Overdue payments after the retention period
The following authorization information is purged immediately:
Container Registry - Container image scan.
Container Registry - CI/CD integration settings.
The following Cloud Threat Detection and Response (CTDR) data is purged immediately:
ImportantIf the data retention period for an overdue payment is longer than 15 days, CTDR does not wait for the retention period to end. Instead, it starts the data purge immediately after the 15th day of the overdue payment.
Security alerts: All alert information except for alerts under CWPP.
Security event handling: Event information generated by CTDR predefined and custom rules (CTDR security events).
NoteSecurity events generated from alerts under CWPP (CWPP security events) are retained.
SOAR: Custom playbooks and custom response rules.
Log Management: Logs from standardized integrations and Security Center.
Rule management: Custom rules.
Integration Center: Custom standardized integration rules, custom data sources, custom observation lists, custom integration policies, and more.
CTDR - Disposal Center: Response policies and response task data are automatically purged by the system 90 days after they expire. This is not affected by overdue payments or service termination.
Service shutdown
FAQ
Can I enable both pay-as-you-go and subscription billing methods at the same time?
Yes, you can, but only for different feature modules. For example, you can choose the subscription method for Vulnerability Fixing and the pay-as-you-go method for Threat Analysis and Response.

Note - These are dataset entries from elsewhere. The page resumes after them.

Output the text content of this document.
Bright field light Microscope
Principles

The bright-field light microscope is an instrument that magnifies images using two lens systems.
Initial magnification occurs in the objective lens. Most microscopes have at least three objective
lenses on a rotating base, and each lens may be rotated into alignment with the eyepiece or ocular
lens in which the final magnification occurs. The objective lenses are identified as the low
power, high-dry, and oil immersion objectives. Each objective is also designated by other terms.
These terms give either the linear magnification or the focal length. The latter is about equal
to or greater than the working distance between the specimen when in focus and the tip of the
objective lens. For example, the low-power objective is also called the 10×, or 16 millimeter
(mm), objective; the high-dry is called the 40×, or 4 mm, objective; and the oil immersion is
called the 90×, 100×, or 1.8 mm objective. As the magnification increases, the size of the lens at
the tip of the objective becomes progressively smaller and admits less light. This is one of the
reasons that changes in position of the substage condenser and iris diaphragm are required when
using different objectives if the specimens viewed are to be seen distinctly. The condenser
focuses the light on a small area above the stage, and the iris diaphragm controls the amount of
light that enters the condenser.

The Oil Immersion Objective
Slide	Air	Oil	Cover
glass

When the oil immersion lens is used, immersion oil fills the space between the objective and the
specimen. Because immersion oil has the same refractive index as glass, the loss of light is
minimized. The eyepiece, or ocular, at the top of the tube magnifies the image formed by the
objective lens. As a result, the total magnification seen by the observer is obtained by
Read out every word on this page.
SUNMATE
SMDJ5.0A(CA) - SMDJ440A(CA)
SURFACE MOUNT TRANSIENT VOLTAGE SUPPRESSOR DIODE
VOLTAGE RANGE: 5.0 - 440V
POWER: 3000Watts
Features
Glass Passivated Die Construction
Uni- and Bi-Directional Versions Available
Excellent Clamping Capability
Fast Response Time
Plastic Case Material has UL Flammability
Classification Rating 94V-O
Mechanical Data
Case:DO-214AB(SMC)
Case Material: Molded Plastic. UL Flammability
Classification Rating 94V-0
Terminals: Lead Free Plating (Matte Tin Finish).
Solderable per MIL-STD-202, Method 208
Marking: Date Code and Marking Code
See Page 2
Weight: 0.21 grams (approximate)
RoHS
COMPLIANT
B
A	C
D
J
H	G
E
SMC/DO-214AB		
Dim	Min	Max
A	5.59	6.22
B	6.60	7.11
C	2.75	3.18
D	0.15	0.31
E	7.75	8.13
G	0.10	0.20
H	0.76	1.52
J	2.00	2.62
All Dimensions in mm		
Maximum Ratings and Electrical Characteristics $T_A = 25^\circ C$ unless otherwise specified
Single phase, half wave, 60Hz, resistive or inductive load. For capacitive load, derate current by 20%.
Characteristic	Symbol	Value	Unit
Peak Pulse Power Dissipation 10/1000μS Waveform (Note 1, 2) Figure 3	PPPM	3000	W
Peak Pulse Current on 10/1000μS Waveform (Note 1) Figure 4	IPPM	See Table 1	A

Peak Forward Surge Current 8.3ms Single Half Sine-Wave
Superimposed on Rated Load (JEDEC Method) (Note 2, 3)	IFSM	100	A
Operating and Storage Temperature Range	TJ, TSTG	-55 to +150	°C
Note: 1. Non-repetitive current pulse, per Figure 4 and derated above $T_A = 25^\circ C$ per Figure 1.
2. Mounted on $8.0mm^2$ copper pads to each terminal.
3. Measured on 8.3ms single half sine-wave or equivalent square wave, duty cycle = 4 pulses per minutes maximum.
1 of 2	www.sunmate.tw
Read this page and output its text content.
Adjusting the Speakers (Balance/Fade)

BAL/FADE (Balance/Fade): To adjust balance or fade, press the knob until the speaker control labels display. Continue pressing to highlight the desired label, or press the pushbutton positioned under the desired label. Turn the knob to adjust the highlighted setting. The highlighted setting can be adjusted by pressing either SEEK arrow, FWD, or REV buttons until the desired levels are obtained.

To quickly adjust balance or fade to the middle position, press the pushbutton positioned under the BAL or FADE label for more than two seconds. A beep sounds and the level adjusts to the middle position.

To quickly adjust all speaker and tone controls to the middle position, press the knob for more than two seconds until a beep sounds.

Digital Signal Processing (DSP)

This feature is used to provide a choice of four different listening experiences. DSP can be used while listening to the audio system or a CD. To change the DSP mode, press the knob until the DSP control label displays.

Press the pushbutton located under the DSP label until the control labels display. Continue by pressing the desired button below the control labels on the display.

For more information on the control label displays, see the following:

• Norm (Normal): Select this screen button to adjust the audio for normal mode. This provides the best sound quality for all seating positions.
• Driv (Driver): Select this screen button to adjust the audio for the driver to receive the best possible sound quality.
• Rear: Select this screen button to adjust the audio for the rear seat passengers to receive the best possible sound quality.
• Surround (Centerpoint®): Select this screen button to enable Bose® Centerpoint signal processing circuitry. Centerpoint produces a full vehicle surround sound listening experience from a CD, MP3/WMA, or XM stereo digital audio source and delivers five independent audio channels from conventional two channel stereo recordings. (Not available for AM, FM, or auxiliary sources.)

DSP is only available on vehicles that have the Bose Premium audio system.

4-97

You cannot purchase a subscription edition (Anti-virus, Advanced, Enterprise, or Ultimate) and the pay-as-you-go Host and Container Security service at the same time.
You cannot purchase a subscription-based value-added service, such as Cloud Threat Detection and Response, and the same service on a pay-as-you-go basis at the same time.
How do I shut down pay-as-you-go services?
On the Overview page of the Security Center console, in the Pay-as-you-go area, you can turn off the switch for the relevant service. Alternatively, you can click the Deactivate button at the top to shut down all pay-as-you-go services.
ImportantIf your service is suspended due to an overdue payment, we recommend that you use the Deactivate feature. This prevents new fees from being generated if the product is automatically re-enabled after you top up your account.
Fees incurred on the day you shut down the service will be settled and included in the final bill on the following day.
How can I avoid service suspension due to overdue payments?
Optimize resource configuration
Select only the assets that require protection to avoid paying for unnecessary resources.
Set balance alerts
Log on to Expenses and Costs and set a balance alert on the Account Overview page. The system automatically sends a notification when your available balance falls below the specified threshold.